Labrador Iron Mines loss soars to $31.7 million in third quarter amid low prices

TORONTO – Labrador Iron Mines Holdings Ltd. (TSX:LIM) had a $31.7-million net loss in its second quarter, or 47 cents per share — falling well short of analyst estimates.

The lncreased loss and lower-than-expected revenue was attributed to a 33 per cent decline in iron ore prices amid a slowing global economy and lower demand.

The company recognized $33 million of revenue during the July-September quarter, down from $38 million in the previous quarter.

A consensus estimate compiled by Thomson Reuters called for a loss of 32 cents per share, on an adjusted basis, and $51.8 million of revenue.
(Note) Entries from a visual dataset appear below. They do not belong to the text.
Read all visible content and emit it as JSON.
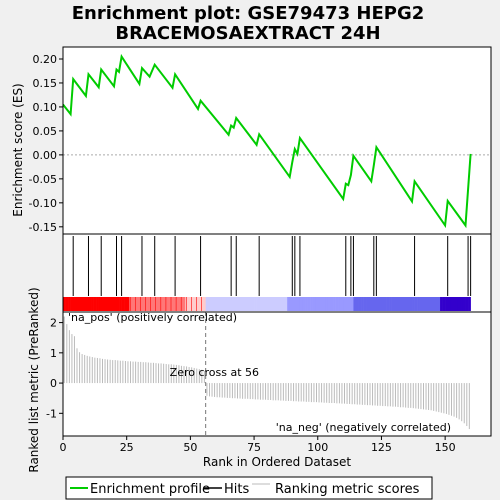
{
  "chart_data": {
    "type": "line",
    "title_line1": "Enrichment plot: GSE79473 HEPG2",
    "title_line2": "BRACEMOSAEXTRACT 24H",
    "es_panel": {
      "ylabel": "Enrichment score (ES)",
      "ylim": [
        -0.165,
        0.225
      ],
      "yticks": [
        -0.15,
        -0.1,
        -0.05,
        0.0,
        0.05,
        0.1,
        0.15,
        0.2
      ],
      "ytick_labels": [
        "-0.15",
        "-0.10",
        "-0.05",
        "0.00",
        "0.05",
        "0.10",
        "0.15",
        "0.20"
      ],
      "color": "#00cc00",
      "points": [
        [
          0,
          0.105
        ],
        [
          3,
          0.085
        ],
        [
          4,
          0.158
        ],
        [
          9,
          0.123
        ],
        [
          10,
          0.168
        ],
        [
          14,
          0.141
        ],
        [
          15,
          0.178
        ],
        [
          20,
          0.143
        ],
        [
          21,
          0.178
        ],
        [
          22,
          0.173
        ],
        [
          23,
          0.205
        ],
        [
          30,
          0.148
        ],
        [
          31,
          0.181
        ],
        [
          34,
          0.163
        ],
        [
          36,
          0.188
        ],
        [
          43,
          0.14
        ],
        [
          44,
          0.168
        ],
        [
          53,
          0.096
        ],
        [
          54,
          0.113
        ],
        [
          65,
          0.042
        ],
        [
          66,
          0.061
        ],
        [
          67,
          0.057
        ],
        [
          68,
          0.077
        ],
        [
          76,
          0.021
        ],
        [
          77,
          0.043
        ],
        [
          89,
          -0.046
        ],
        [
          90,
          -0.015
        ],
        [
          91,
          0.012
        ],
        [
          92,
          0.002
        ],
        [
          93,
          0.035
        ],
        [
          110,
          -0.092
        ],
        [
          111,
          -0.06
        ],
        [
          112,
          -0.063
        ],
        [
          113,
          -0.042
        ],
        [
          114,
          -0.002
        ],
        [
          121,
          -0.055
        ],
        [
          122,
          -0.022
        ],
        [
          123,
          0.016
        ],
        [
          137,
          -0.097
        ],
        [
          138,
          -0.055
        ],
        [
          150,
          -0.147
        ],
        [
          151,
          -0.096
        ],
        [
          158,
          -0.147
        ],
        [
          160,
          0.002
        ]
      ]
    },
    "hits_panel": {
      "hit_ranks": [
        4,
        10,
        15,
        21,
        23,
        31,
        36,
        44,
        54,
        66,
        68,
        77,
        90,
        91,
        93,
        111,
        113,
        114,
        122,
        123,
        138,
        151,
        159,
        160
      ],
      "ranking_bar_colors": [
        "#ff0000",
        "#ff7777",
        "#ffcccc",
        "#ccccff",
        "#9999ff",
        "#6666ee",
        "#3300cc"
      ]
    },
    "metric_panel": {
      "ylabel": "Ranked list metric (PreRanked)",
      "ylim": [
        -1.75,
        2.35
      ],
      "yticks": [
        -1,
        0,
        1,
        2
      ],
      "ytick_labels": [
        "-1",
        "0",
        "1",
        "2"
      ],
      "zero_cross_label": "Zero cross at 56",
      "pos_label": "'na_pos' (positively correlated)",
      "neg_label": "'na_neg' (negatively correlated)",
      "pos_color": "#cc0000",
      "neg_color": "#0000cc",
      "metric_values": [
        2.2,
        1.95,
        1.75,
        1.62,
        1.55,
        1.15,
        1.02,
        0.96,
        0.93,
        0.9,
        0.88,
        0.86,
        0.84,
        0.83,
        0.82,
        0.8,
        0.79,
        0.78,
        0.77,
        0.76,
        0.76,
        0.75,
        0.74,
        0.74,
        0.73,
        0.72,
        0.72,
        0.71,
        0.71,
        0.7,
        0.7,
        0.69,
        0.69,
        0.68,
        0.67,
        0.67,
        0.66,
        0.65,
        0.65,
        0.64,
        0.63,
        0.62,
        0.62,
        0.61,
        0.6,
        0.59,
        0.57,
        0.56,
        0.55,
        0.53,
        0.52,
        0.5,
        0.48,
        0.46,
        0.44,
        0.4,
        -0.42,
        -0.44,
        -0.45,
        -0.46,
        -0.47,
        -0.47,
        -0.48,
        -0.48,
        -0.49,
        -0.49,
        -0.5,
        -0.5,
        -0.51,
        -0.51,
        -0.52,
        -0.52,
        -0.52,
        -0.53,
        -0.53,
        -0.54,
        -0.54,
        -0.55,
        -0.55,
        -0.55,
        -0.56,
        -0.56,
        -0.57,
        -0.57,
        -0.57,
        -0.58,
        -0.58,
        -0.59,
        -0.59,
        -0.59,
        -0.6,
        -0.6,
        -0.61,
        -0.61,
        -0.61,
        -0.62,
        -0.62,
        -0.63,
        -0.63,
        -0.63,
        -0.64,
        -0.64,
        -0.65,
        -0.65,
        -0.66,
        -0.66,
        -0.66,
        -0.67,
        -0.67,
        -0.68,
        -0.68,
        -0.69,
        -0.69,
        -0.7,
        -0.7,
        -0.71,
        -0.71,
        -0.72,
        -0.72,
        -0.73,
        -0.73,
        -0.74,
        -0.74,
        -0.75,
        -0.75,
        -0.76,
        -0.76,
        -0.77,
        -0.77,
        -0.78,
        -0.78,
        -0.79,
        -0.8,
        -0.8,
        -0.81,
        -0.82,
        -0.82,
        -0.83,
        -0.84,
        -0.85,
        -0.86,
        -0.87,
        -0.88,
        -0.89,
        -0.9,
        -0.92,
        -0.94,
        -0.96,
        -0.98,
        -1.0,
        -1.02,
        -1.05,
        -1.08,
        -1.11,
        -1.15,
        -1.2,
        -1.26,
        -1.33,
        -1.42,
        -1.52
      ]
    },
    "x_axis": {
      "xlabel": "Rank in Ordered Dataset",
      "xlim": [
        0,
        168
      ],
      "xticks": [
        0,
        25,
        50,
        75,
        100,
        125,
        150
      ],
      "xtick_labels": [
        "0",
        "25",
        "50",
        "75",
        "100",
        "125",
        "150"
      ],
      "zero_cross_rank": 56
    },
    "legend": {
      "placement": "bottom",
      "entries": [
        {
          "label": "Enrichment profile",
          "color": "#00cc00"
        },
        {
          "label": "Hits",
          "color": "#000000"
        },
        {
          "label": "Ranking metric scores",
          "color": "#bbbbbb"
        }
      ]
    }
  }
}
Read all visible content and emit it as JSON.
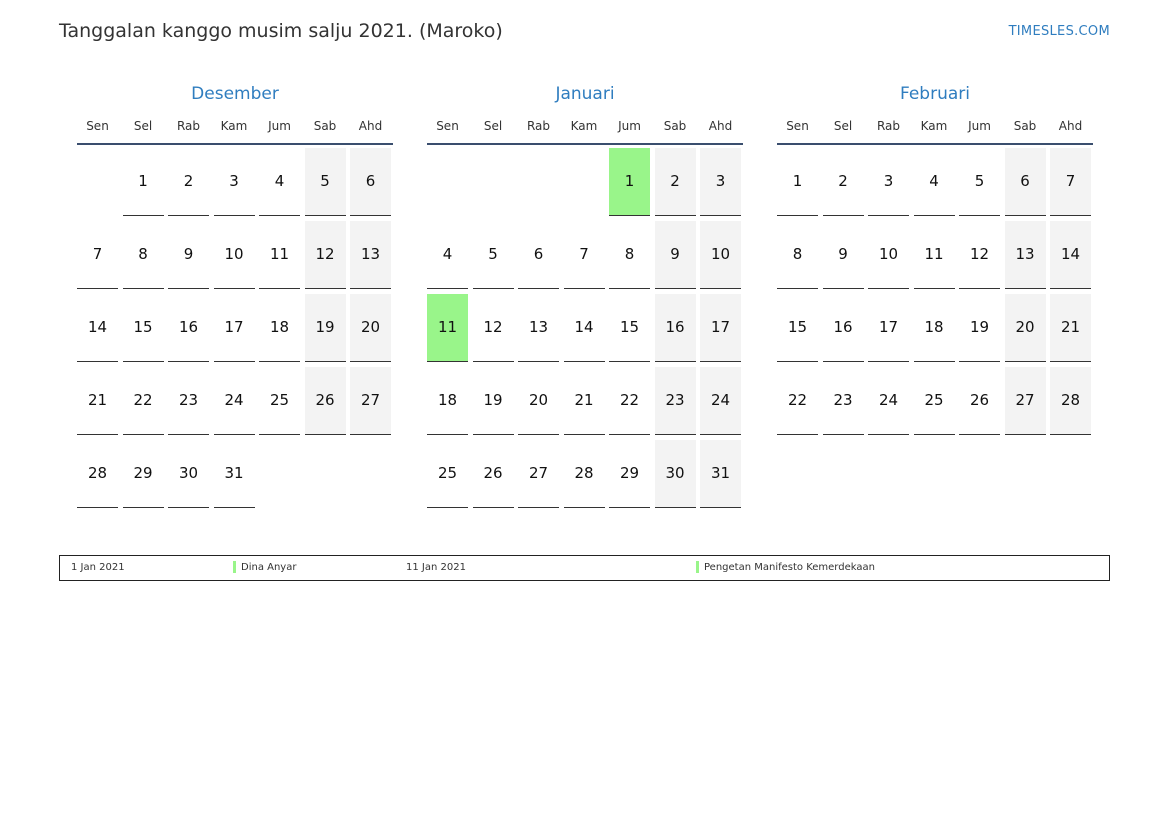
{
  "header": {
    "title": "Tanggalan kanggo musim salju 2021. (Maroko)",
    "brand": "TIMESLES.COM"
  },
  "colors": {
    "accent": "#2f7dbf",
    "holiday": "#99f58a",
    "weekend": "#f3f3f3"
  },
  "weekdays": [
    "Sen",
    "Sel",
    "Rab",
    "Kam",
    "Jum",
    "Sab",
    "Ahd"
  ],
  "months": [
    {
      "name": "Desember",
      "start_offset": 1,
      "days": 31,
      "holidays": []
    },
    {
      "name": "Januari",
      "start_offset": 4,
      "days": 31,
      "holidays": [
        1,
        11
      ]
    },
    {
      "name": "Februari",
      "start_offset": 0,
      "days": 28,
      "holidays": []
    }
  ],
  "legend": [
    {
      "date": "1 Jan 2021",
      "name": "Dina Anyar"
    },
    {
      "date": "11 Jan 2021",
      "name": "Pengetan Manifesto Kemerdekaan"
    }
  ]
}
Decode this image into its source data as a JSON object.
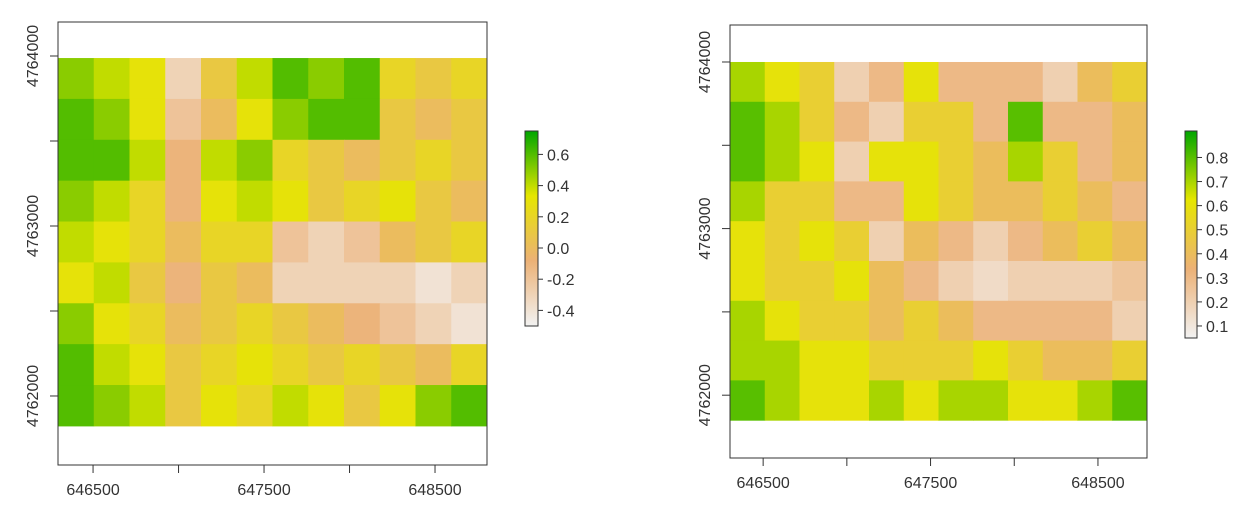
{
  "chart_data": [
    {
      "type": "raster",
      "xlim": [
        646295,
        648804
      ],
      "ylim": [
        4761594,
        4764200
      ],
      "raster_xlim": [
        646295,
        648804
      ],
      "raster_ylim": [
        4761824,
        4763988
      ],
      "xticks": [
        646500,
        647500,
        648500
      ],
      "xminor_ticks": [
        647000,
        648000
      ],
      "yticks": [
        4762000,
        4763000,
        4764000
      ],
      "yminor_ticks": [
        4762500,
        4763500
      ],
      "zlim": [
        -0.5,
        0.75
      ],
      "zticks": [
        -0.4,
        -0.2,
        {
          "value": 0,
          "label": "0.0"
        },
        0.2,
        0.4,
        0.6
      ],
      "colors": [
        "#F2F2F2",
        "#ECB176",
        "#E6E600",
        "#00A600"
      ],
      "values": [
        [
          0.5,
          0.4,
          0.3,
          -0.3,
          0.1,
          0.4,
          0.6,
          0.5,
          0.6,
          0.2,
          0.1,
          0.2
        ],
        [
          0.6,
          0.5,
          0.3,
          -0.2,
          0.0,
          0.3,
          0.5,
          0.6,
          0.6,
          0.1,
          0.0,
          0.1
        ],
        [
          0.6,
          0.6,
          0.4,
          -0.1,
          0.4,
          0.5,
          0.2,
          0.1,
          0.0,
          0.1,
          0.2,
          0.1
        ],
        [
          0.5,
          0.4,
          0.2,
          -0.1,
          0.3,
          0.4,
          0.3,
          0.1,
          0.2,
          0.3,
          0.1,
          0.0
        ],
        [
          0.4,
          0.3,
          0.2,
          0.0,
          0.2,
          0.2,
          -0.2,
          -0.3,
          -0.2,
          0.0,
          0.1,
          0.2
        ],
        [
          0.3,
          0.4,
          0.1,
          -0.1,
          0.1,
          0.0,
          -0.3,
          -0.3,
          -0.3,
          -0.3,
          -0.4,
          -0.3
        ],
        [
          0.5,
          0.3,
          0.2,
          0.0,
          0.1,
          0.2,
          0.1,
          0.0,
          -0.1,
          -0.2,
          -0.3,
          -0.4
        ],
        [
          0.6,
          0.4,
          0.3,
          0.1,
          0.2,
          0.3,
          0.2,
          0.1,
          0.2,
          0.1,
          0.0,
          0.2
        ],
        [
          0.6,
          0.5,
          0.4,
          0.1,
          0.3,
          0.2,
          0.4,
          0.3,
          0.1,
          0.3,
          0.5,
          0.6
        ]
      ]
    },
    {
      "type": "raster",
      "xlim": [
        646302,
        648793
      ],
      "ylim": [
        4761623,
        4764222
      ],
      "raster_xlim": [
        646302,
        648793
      ],
      "raster_ylim": [
        4761850,
        4764000
      ],
      "xticks": [
        646500,
        647500,
        648500
      ],
      "xminor_ticks": [
        647000,
        648000
      ],
      "yticks": [
        4762000,
        4763000,
        4764000
      ],
      "yminor_ticks": [
        4762500,
        4763500
      ],
      "zlim": [
        0.05,
        0.91
      ],
      "zticks": [
        0.1,
        0.2,
        0.3,
        0.4,
        0.5,
        0.6,
        0.7,
        0.8
      ],
      "colors": [
        "#F2F2F2",
        "#ECB176",
        "#E6E600",
        "#00A600"
      ],
      "values": [
        [
          0.7,
          0.6,
          0.5,
          0.2,
          0.3,
          0.6,
          0.3,
          0.3,
          0.3,
          0.2,
          0.4,
          0.5
        ],
        [
          0.8,
          0.7,
          0.5,
          0.3,
          0.2,
          0.5,
          0.5,
          0.3,
          0.8,
          0.3,
          0.3,
          0.4
        ],
        [
          0.8,
          0.7,
          0.6,
          0.2,
          0.6,
          0.6,
          0.5,
          0.4,
          0.7,
          0.5,
          0.3,
          0.4
        ],
        [
          0.7,
          0.5,
          0.5,
          0.3,
          0.3,
          0.6,
          0.5,
          0.4,
          0.4,
          0.5,
          0.4,
          0.3
        ],
        [
          0.6,
          0.5,
          0.6,
          0.5,
          0.2,
          0.4,
          0.3,
          0.2,
          0.3,
          0.4,
          0.5,
          0.4
        ],
        [
          0.6,
          0.5,
          0.5,
          0.6,
          0.4,
          0.3,
          0.2,
          0.15,
          0.2,
          0.2,
          0.2,
          0.25
        ],
        [
          0.7,
          0.6,
          0.5,
          0.5,
          0.4,
          0.5,
          0.4,
          0.3,
          0.3,
          0.3,
          0.3,
          0.2
        ],
        [
          0.7,
          0.7,
          0.6,
          0.6,
          0.5,
          0.5,
          0.5,
          0.6,
          0.5,
          0.4,
          0.4,
          0.5
        ],
        [
          0.8,
          0.7,
          0.6,
          0.6,
          0.7,
          0.6,
          0.7,
          0.7,
          0.6,
          0.6,
          0.7,
          0.8
        ]
      ]
    }
  ]
}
Labrador Iron’s year-earlier results are less relevant than the quarter-to-quarter performance since its James mine was still ramping up in the comparable period last year and had no revenue then.

LIM posted a $10.5 million loss from May-June this year, or 16 cents per share, and a $7 million loss or 13 cents per share in the July-September period in 2011.

The Toronto-based company expects to make one last shipment for the 2012 operating season — the tenth — before shutting down for the winter

It says the spring startup planned for next April will depend on LIM’s confidence that the spot price will be US$110 per tonne or higher for the 2013 season.

Labrador Iron has been reselling its ore on the Chinese spot market through the Rio Tinto marketing organization.

The company announced in September that it had reviewed its 2012 capital spending plan and deferred work on the Silver Yards procession plant and development of the Houston iron deposit.

The company said at the time that about $52 million of capital investment would be deferred into 2013 and the 2012 exploration program had been reduced to $5.3 million, in order to conserve LIM’s cash reserves.

It said Thursday it had completed a $30-million equity financing in November but hasn’t concluded any agreements for the sale of any iron ore beyond 2012.

“The company continues to review its options for marketing its iron ore production in future years and is evaluating the optimum route to achieve these sales, while still maintaining maximum flexibility and independence,” the company said in a management analysis accompanying its financial report.

“Marketing discussions are continuing with potential customers, both in Europe and in Asia and the company is also continuing discussions with a number of internationally recognized commodity traders with specialist knowledge of the iron and steel industry.”